Oil market update - Cuts to be offset by more Non-OPEC+ supply


Brent has been witnessing an upward trend since the start of 2024, driven mainly by a combination of Red Sea attacks and the extension of additional voluntary cuts by some members of OPEC+. Better than anticipated data for the Chinese economy in January and February pushed prices upwards last week. Supply from the US and other non-OPEC+ countries is expected to increase in Q4, offsetting largely the impacts of the voluntary cuts and retaining a lid on prices.
Brent prices averaged 80.73 USD/b during February and early March. An upward trend has been in place since the start of 2024, driven mainly by a combination of Red Sea attacks and the additional voluntary cuts by some members of OPEC+. Furthermore, last week witnessed a surge in prices, almost hitting 87 USD/b, triggered by better than expected data for the Chinese economy in January and February.
Red Sea attacks have affected oil prices through higher transportation costs, encouraging refineries to go local where possible. Since it started the conflict has only escalated with US and UK airstrikes on Houthi targets and continuous attacks by the Houthi on different vessels. Thus, resolution of the conflict does not appear imminent and geopolitical risks are here to stay, adversely affecting the oil markets and giving hard time for refiners who need to be very flexible.
Following data on slowing demand growth, and to avoid potential global supply surplus, especially with record high US shale production, several OPEC+ countries (Saudi Arabia, United Arab Emirates, Iraq, Kuwait, Kazakhstan, Algeria, Oman, and Russia) announced early March the extension of its voluntary cuts for the second quarter of 2024. Though data showed that Iraq and Kazakhstan did not comply fully with the agreed limits in January and February. Iraq pumped around 190,000 barrel per day more than its agreed limits of 4mb/d, which created a debate among members of the cartel. The two countries pledged to adhere to their assigned target from now on. It is worth noting that there is no formal meeting scheduled to revise voluntary cuts before the upcoming ministerial conference in Vienna on 1st of June.
OPEC expects global demand to grow by a 2.2 million barrels per day (mb/d), driven mainly by China. Recent figures on the performance of the Chinese economy in January and February point to some improvement. The data came stronger than expected by the majority of analysts, but illustrated remaining imbalances.
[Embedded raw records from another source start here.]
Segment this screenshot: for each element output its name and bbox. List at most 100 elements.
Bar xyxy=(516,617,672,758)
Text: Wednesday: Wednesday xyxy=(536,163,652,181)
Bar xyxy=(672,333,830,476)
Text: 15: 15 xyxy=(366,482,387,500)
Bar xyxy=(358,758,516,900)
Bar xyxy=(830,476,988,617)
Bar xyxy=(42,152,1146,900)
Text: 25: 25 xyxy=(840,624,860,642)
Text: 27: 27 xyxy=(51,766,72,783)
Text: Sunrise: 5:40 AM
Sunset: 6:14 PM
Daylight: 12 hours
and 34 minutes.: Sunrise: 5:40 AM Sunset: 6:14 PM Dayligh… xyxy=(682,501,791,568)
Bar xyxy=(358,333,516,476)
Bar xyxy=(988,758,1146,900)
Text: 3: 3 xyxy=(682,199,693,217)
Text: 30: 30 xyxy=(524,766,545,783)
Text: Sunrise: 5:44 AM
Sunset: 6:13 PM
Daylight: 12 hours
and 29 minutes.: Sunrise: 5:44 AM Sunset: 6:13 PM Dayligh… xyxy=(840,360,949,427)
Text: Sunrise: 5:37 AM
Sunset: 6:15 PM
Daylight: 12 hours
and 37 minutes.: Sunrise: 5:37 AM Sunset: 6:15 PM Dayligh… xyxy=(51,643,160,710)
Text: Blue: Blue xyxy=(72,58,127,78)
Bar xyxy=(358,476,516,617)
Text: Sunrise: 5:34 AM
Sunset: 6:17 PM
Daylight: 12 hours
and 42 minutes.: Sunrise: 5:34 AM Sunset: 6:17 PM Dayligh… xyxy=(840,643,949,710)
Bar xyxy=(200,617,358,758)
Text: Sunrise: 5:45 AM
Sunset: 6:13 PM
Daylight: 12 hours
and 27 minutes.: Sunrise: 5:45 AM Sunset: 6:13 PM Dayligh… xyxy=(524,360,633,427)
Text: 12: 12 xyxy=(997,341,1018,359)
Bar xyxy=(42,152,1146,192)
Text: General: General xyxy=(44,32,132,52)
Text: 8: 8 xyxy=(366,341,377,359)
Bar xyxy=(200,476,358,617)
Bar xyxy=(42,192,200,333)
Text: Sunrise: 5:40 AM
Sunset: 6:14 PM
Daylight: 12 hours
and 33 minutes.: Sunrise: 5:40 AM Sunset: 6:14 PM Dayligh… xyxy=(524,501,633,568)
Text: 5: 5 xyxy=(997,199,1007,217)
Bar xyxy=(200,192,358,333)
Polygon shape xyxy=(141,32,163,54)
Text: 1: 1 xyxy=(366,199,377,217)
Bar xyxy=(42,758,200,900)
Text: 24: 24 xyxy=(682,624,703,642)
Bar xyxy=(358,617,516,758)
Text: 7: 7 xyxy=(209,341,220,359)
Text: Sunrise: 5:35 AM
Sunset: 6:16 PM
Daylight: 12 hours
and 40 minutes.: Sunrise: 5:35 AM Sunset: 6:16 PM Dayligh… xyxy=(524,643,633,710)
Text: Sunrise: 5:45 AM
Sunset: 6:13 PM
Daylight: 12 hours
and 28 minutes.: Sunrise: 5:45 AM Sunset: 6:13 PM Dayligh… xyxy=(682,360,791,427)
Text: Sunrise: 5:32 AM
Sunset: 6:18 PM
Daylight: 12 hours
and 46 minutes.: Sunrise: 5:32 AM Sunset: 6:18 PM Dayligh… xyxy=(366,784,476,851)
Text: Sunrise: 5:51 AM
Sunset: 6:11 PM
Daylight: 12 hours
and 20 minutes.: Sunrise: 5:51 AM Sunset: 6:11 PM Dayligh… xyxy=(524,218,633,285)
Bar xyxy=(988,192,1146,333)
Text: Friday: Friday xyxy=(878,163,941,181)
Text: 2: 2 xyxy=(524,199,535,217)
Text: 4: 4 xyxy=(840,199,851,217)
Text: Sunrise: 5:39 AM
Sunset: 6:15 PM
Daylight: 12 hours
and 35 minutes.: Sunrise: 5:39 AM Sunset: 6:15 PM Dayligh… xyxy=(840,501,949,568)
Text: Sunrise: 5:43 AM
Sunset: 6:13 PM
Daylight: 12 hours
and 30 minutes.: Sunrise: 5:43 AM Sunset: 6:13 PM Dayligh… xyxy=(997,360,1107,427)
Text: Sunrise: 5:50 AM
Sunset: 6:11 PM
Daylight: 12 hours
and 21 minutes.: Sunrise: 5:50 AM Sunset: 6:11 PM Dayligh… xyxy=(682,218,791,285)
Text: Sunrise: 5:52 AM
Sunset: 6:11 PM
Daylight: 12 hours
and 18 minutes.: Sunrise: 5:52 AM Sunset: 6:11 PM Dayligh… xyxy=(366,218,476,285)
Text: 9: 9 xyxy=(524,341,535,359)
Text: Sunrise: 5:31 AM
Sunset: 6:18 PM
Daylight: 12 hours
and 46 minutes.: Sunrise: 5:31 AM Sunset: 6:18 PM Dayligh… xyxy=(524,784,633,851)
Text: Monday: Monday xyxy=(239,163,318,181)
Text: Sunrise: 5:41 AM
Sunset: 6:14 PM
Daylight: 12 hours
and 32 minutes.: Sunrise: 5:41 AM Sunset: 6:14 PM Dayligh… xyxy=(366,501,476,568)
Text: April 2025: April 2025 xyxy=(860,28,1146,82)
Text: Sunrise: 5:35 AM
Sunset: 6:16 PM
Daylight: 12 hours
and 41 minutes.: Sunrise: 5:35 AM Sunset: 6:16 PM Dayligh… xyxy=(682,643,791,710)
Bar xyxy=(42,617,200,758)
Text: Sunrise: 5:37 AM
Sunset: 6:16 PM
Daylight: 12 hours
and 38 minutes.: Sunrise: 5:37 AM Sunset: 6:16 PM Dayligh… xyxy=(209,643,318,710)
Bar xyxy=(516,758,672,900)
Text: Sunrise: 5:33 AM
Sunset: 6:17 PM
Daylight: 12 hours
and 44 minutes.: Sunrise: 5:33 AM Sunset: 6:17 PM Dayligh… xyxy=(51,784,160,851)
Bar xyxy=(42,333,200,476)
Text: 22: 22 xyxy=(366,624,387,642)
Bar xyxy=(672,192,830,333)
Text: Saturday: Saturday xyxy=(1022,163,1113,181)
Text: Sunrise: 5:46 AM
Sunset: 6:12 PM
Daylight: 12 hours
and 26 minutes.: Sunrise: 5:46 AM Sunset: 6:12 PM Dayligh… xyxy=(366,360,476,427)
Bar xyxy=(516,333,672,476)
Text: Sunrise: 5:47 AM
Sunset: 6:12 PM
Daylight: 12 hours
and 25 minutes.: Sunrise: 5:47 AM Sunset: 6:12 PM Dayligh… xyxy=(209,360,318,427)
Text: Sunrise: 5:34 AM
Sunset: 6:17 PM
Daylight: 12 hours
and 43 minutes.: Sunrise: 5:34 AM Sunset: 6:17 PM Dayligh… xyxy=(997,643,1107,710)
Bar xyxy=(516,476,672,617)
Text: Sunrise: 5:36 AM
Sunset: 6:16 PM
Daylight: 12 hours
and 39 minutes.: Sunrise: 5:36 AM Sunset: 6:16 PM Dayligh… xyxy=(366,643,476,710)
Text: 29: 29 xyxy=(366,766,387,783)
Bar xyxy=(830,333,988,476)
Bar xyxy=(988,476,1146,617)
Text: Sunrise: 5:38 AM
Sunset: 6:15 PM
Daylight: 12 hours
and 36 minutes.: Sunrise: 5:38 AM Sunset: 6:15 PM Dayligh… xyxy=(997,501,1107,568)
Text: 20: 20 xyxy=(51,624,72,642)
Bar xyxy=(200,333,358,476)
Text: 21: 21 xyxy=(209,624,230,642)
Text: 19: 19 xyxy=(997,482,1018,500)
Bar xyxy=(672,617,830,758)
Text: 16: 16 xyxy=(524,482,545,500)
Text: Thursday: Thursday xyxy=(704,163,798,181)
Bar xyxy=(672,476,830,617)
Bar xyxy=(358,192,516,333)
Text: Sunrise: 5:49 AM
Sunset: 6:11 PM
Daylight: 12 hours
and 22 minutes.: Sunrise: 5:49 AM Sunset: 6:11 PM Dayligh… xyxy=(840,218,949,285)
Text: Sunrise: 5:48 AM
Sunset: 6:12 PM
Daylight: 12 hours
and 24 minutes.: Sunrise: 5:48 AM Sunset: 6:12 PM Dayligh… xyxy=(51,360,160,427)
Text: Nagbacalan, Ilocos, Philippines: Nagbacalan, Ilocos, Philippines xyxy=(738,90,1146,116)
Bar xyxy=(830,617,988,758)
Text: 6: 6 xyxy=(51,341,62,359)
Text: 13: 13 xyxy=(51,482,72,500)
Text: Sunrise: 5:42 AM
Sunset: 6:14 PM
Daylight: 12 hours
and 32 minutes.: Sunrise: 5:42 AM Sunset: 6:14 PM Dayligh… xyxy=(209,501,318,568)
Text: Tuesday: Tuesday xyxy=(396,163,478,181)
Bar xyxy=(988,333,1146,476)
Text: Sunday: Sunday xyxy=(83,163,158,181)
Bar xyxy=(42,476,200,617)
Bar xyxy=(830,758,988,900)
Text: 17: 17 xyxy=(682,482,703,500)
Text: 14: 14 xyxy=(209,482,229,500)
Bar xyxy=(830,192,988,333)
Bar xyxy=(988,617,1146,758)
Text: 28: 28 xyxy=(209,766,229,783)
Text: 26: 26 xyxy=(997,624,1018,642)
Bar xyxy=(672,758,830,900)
Industrial production grew by 7.0% yoy ytd (consensus: 5.2%, 2023: 4.6%), and also showed solid growth in monthly terms in January/February (see more ). However, this optimistic view on oil demand is not shared fully by other market participants. For example, Saudi Aramco expects a slower demand growth of 1.5 mb/d for 2024, while the IEA anticipates that figure to be around 1.2 and 1.3 mb/d.
Exports from the US are almost 1 mb/d higher in February than those in late January. Data in mid-March shows that the US exported almost 4.9 mb/d out of its 13.1 mb/d total production. IEA’s forecasts for US and non-OPEC+ supply to surge in Q4 which helps in offsetting the impact of voluntary cuts and retains a lid on prices (see right hand chart above).
Outlook
Demand is foreseen to stay stable in the coming months as sluggish economic growth is expected to continue in Q2 2024 in main markets (China, the EU and the US), while interest rates cuts are anticipated to start only in June in the US and eurozone. At the same time, geopolitical developments will keep an upward pressure on prices, while non-OPEC+ supply will induce an opposite effect. Accordingly, our outlook for Brent is to average around 85 USD/b in the second quarter. Following the expected cuts in interest rates, which should increase expectations of a recovery in demand, we expect Brent to reach 90 USD/b by the end of 2024.